Life runs on water. Experiments over the last several decades have revealed that water in living systems is quite different from the water that comes out of your tap. When mitochondria burn fuel to create heat, they also create water. This water is unique, in that it is slightly lighter than the water you get out of your tap.
What could that possibly matter? You might ask. The answer lies in your mitochondria. Your mitochondria like to work with this “light” water. The lighter the water, the better they work. This “light” water is now being investigated as a potential treatment for cancer. What does melatonin do? It helps your mitochondria to eliminate heavy water and to create light water. What does your brown fat do? The mitochondria in brown fat produce as much of this “light” water as they can, so long as you are cold.
This difference in the weight of water has to do with the size of the hydrogen atoms within it. Each molecule of water contains two atoms of hydrogen. Hydrogen comes in two types in nature - light hydrogen and heavy hydrogen, technically known as deuterium. Life has to shuffle protons around its mitochondria and proteins in order to generate energy, and shuffling heavy hydrogen (deuterium) around is much harder than shuffling around light hydrogen. If the light hydrogen atom is a single proton, we might liken it to a golf ball. If light hydrogen is a single golf ball, it is easy for life to send it down the fairway to the hole. Now, imagine that you super-glue a second golf ball to that first golf ball. Life simply cannot move this heavier version of the hydrogen atom around as easily as it can the light version. Try making par with two golf balls that have been glued together. You might as well try to play golf on the moon.
Is it any coincidence that the longest lived mammal on earth is the bowhead whale? Or that, among land mammals, bears are some of the longest lived? And this is despite the harsh conditions that they must endure.
Nature pays attention to the smallest scales of energy and matter. Small changes can, over time, create crippling diseases, and premature death. You don’t need to follow a special diet, exercise plan, take a pill, or undergo bariatric surgery to restore your metabolism. Polar bears, after all, don’t do any of these things during the Arctic winter, and they get results that most people can hardly believe. They lose hundreds of pounds of weight each winter. The same metabolic machinery that polar bears use to do this is lying inside of you, waiting to be turned on by the darkness and the cold of a winter you have never seen.
All of this depends upon your mitochondria.
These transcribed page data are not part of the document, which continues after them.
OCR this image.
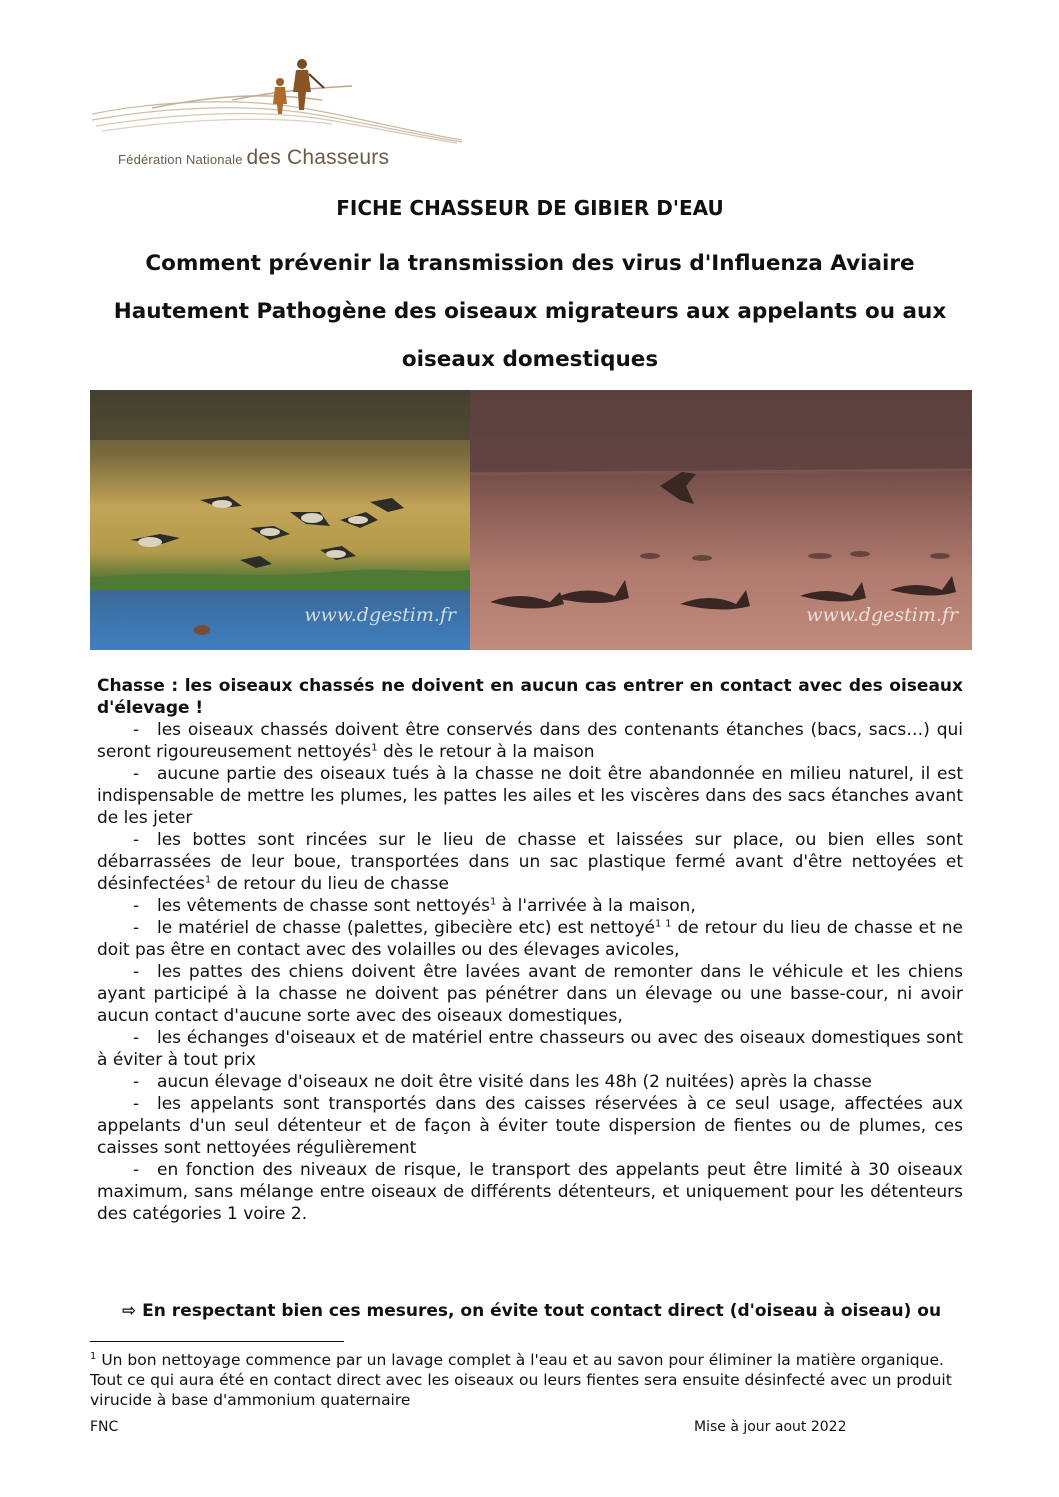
Fédération Nationale des Chasseurs
FICHE CHASSEUR DE GIBIER D'EAU
Comment prévenir la transmission des virus d'Influenza Aviaire Hautement Pathogène des oiseaux migrateurs aux appelants ou aux oiseaux domestiques
www.dgestim.fr	www.dgestim.fr

Chasse : les oiseaux chassés ne doivent en aucun cas entrer en contact avec des oiseaux d'élevage !

- les oiseaux chassés doivent être conservés dans des contenants étanches (bacs, sacs…) qui seront rigoureusement nettoyés$^1$ dès le retour à la maison

- aucune partie des oiseaux tués à la chasse ne doit être abandonnée en milieu naturel, il est indispensable de mettre les plumes, les pattes les ailes et les viscères dans des sacs étanches avant de les jeter

- les bottes sont rincées sur le lieu de chasse et laissées sur place, ou bien elles sont débarrassées de leur boue, transportées dans un sac plastique fermé avant d'être nettoyées et désinfectées$^1$ de retour du lieu de chasse

- les vêtements de chasse sont nettoyés$^1$ à l'arrivée à la maison,

- le matériel de chasse (palettes, gibecière etc) est nettoyé$^{1 1}$ de retour du lieu de chasse et ne doit pas être en contact avec des volailles ou des élevages avicoles,

- les pattes des chiens doivent être lavées avant de remonter dans le véhicule et les chiens ayant participé à la chasse ne doivent pas pénétrer dans un élevage ou une basse-cour, ni avoir aucun contact d'aucune sorte avec des oiseaux domestiques,

- les échanges d'oiseaux et de matériel entre chasseurs ou avec des oiseaux domestiques sont à éviter à tout prix

- aucun élevage d'oiseaux ne doit être visité dans les 48h (2 nuitées) après la chasse

- les appelants sont transportés dans des caisses réservées à ce seul usage, affectées aux appelants d'un seul détenteur et de façon à éviter toute dispersion de fientes ou de plumes, ces caisses sont nettoyées régulièrement

- en fonction des niveaux de risque, le transport des appelants peut être limité à 30 oiseaux maximum, sans mélange entre oiseaux de différents détenteurs, et uniquement pour les détenteurs des catégories 1 voire 2.

⇨ En respectant bien ces mesures, on évite tout contact direct (d'oiseau à oiseau) ou
$^1$ Un bon nettoyage commence par un lavage complet à l'eau et au savon pour éliminer la matière organique. Tout ce qui aura été en contact direct avec les oiseaux ou leurs fientes sera ensuite désinfecté avec un produit virucide à base d'ammonium quaternaire
FNC	Mise à jour aout 2022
Melatonin rescues our mitochondria from the normal wear and tear of daily life. The cold turns on the mitochondria within our brown fat, to create heat and metabolic water.
Mitochondria have risen from obscurity as the “furnaces” and “powerhouses” of life, to become central to the process of aging. All of the diseases you have learned to fear, or may already suffer from, are linked to mitochondria. This is known as “The Mitochondrial Theory of Aging.”